Emotion can reflect the psychological and physiological health of human beings, and the main expression of human emotion is voice and facial expression. How to extract and effectively integrate the two modes of emotion information is one of the main challenges faced by emotion recognition. In this paper, a multi-branch bidirectional multi-scale time perception model is proposed, which can detect the forward and reverse speech Mel-frequency spectrum coefficients in the time dimension. At the same time, the model uses causal convolution to obtain temporal correlation information between different scale features, and assigns attention maps to them according to the information, so as to obtain multi-scale fusion of speech emotion features.

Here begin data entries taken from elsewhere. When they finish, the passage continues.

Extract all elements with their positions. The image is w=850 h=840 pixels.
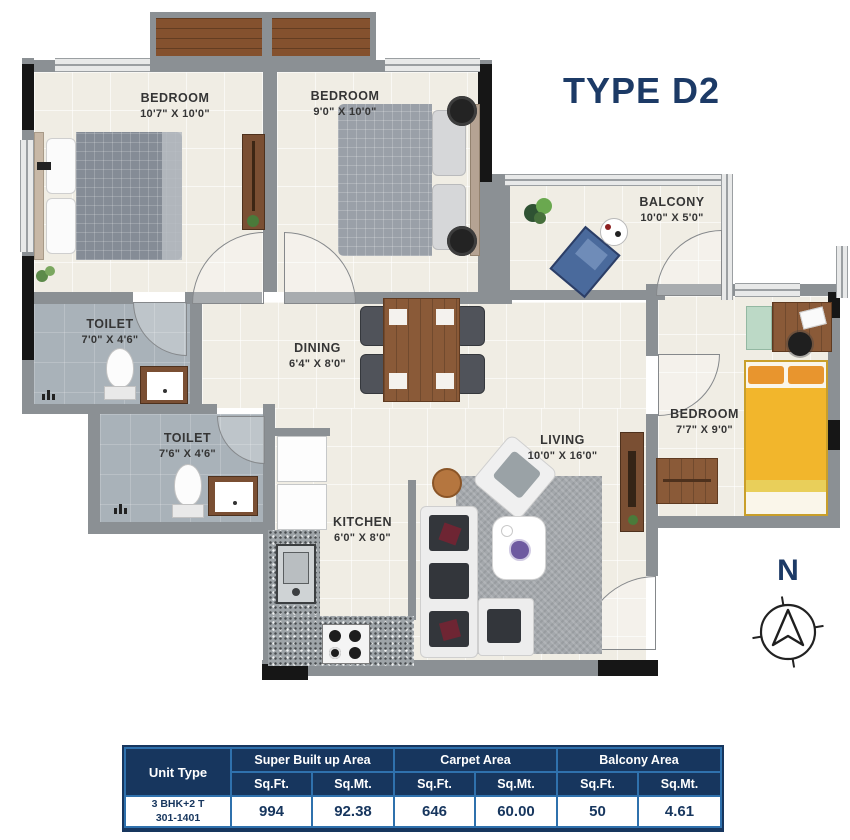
- north-label: N: [777, 554, 799, 587]
- plant-small: [36, 266, 58, 288]
- wall-segment: [22, 404, 217, 414]
- table-subheader: Sq.Ft.: [231, 772, 312, 796]
- table-header-balcony: Balcony Area: [557, 748, 721, 772]
- wall-segment: [88, 522, 275, 534]
- toilet-wc: [172, 464, 202, 518]
- shower-drain: [114, 504, 132, 514]
- coffee-table: [492, 516, 546, 580]
- sofa: [420, 506, 478, 658]
- stove-cooktop: [322, 624, 370, 664]
- wall-segment: [488, 174, 510, 300]
- wall-black-segment: [22, 256, 34, 360]
- page-title: TYPE D2: [563, 70, 720, 112]
- balcony-window-wall: [721, 174, 733, 300]
- wall-black-segment: [478, 64, 492, 182]
- side-table-round: [432, 468, 462, 498]
- wall-segment: [88, 404, 100, 534]
- wall-segment: [646, 528, 658, 576]
- table-subheader: Sq.Mt.: [312, 772, 394, 796]
- bedroom3-mat: [746, 306, 772, 350]
- dresser: [656, 458, 718, 504]
- table-cell: 60.00: [475, 796, 557, 827]
- table-cell: 92.38: [312, 796, 394, 827]
- wardrobe: [242, 134, 265, 230]
- table-subheader: Sq.Ft.: [557, 772, 638, 796]
- plant-potted: [524, 198, 554, 228]
- table-cell: 646: [394, 796, 475, 827]
- deck-divider: [262, 14, 272, 62]
- table-row: 3 BHK+2 T 301-1401 994 92.38 646 60.00 5…: [125, 796, 721, 827]
- table-subheader: Sq.Mt.: [638, 772, 721, 796]
- table-header-unit-type: Unit Type: [125, 748, 231, 796]
- washbasin-vanity: [140, 366, 188, 404]
- toilet-wc: [104, 348, 134, 400]
- window: [20, 140, 34, 252]
- table-cell: 4.61: [638, 796, 721, 827]
- dining-table: [383, 298, 460, 402]
- table-cell-unit: 3 BHK+2 T 301-1401: [125, 796, 231, 827]
- wall-black-segment: [22, 64, 34, 130]
- desk-chair: [788, 332, 812, 356]
- north-compass-icon: N: [743, 548, 838, 673]
- wall-segment: [408, 480, 416, 620]
- shower-drain: [42, 390, 60, 400]
- floorplan-page: BEDROOM10'7" X 10'0" BEDROOM9'0" X 10'0"…: [0, 0, 850, 840]
- table-subheader: Sq.Mt.: [475, 772, 557, 796]
- wall-segment: [268, 428, 330, 436]
- table-header-carpet: Carpet Area: [394, 748, 557, 772]
- kitchen-cabinet: [277, 436, 327, 482]
- table-cell: 994: [231, 796, 312, 827]
- entry-threshold: [598, 660, 658, 676]
- wall-black-segment: [262, 664, 308, 680]
- wall-black-segment: [828, 420, 840, 450]
- tv-unit: [620, 432, 644, 532]
- wall-switch: [37, 162, 51, 170]
- balcony-window-wall: [505, 174, 733, 186]
- table-cell: 50: [557, 796, 638, 827]
- window: [735, 283, 800, 297]
- table-subheader: Sq.Ft.: [394, 772, 475, 796]
- bed-double: [34, 132, 182, 260]
- sofa-chaise: [478, 598, 534, 656]
- kitchen-cabinet: [277, 484, 327, 530]
- balcony-table: [600, 218, 628, 246]
- bed-single-yellow: [744, 360, 828, 516]
- area-table: Unit Type Super Built up Area Carpet Are…: [122, 745, 724, 832]
- window: [385, 58, 480, 72]
- wall-segment: [30, 292, 133, 304]
- window: [836, 246, 848, 298]
- wall-segment: [263, 60, 277, 292]
- wall-segment: [646, 516, 838, 528]
- kitchen-sink: [276, 544, 316, 604]
- table-header-super-builtup: Super Built up Area: [231, 748, 394, 772]
- wall-segment: [190, 292, 202, 414]
- bedside-table: [447, 96, 477, 126]
- wall-segment: [646, 290, 658, 356]
- window: [55, 58, 150, 72]
- bedside-table: [447, 226, 477, 256]
- washbasin-vanity: [208, 476, 258, 516]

Secondly, this paper proposes a two-modal feature dynamic fusion algorithm, which combines the advantages of AlexNet and uses overlapping maximum pooling layers to obtain richer fusion features from different modal feature mosaic matrices. Experimental results show that the accuracy of the multi-branch bidirectional multi-scale time sensing dual-modal emotion recognition model proposed in this paper reaches 97.67% and 90.14% respectively on the two public audio and video emotion data sets, which is superior to other common methods, indicating that the proposed emotion recognition model can effectively capture emotion feature information and improve the accuracy of emotion recognition.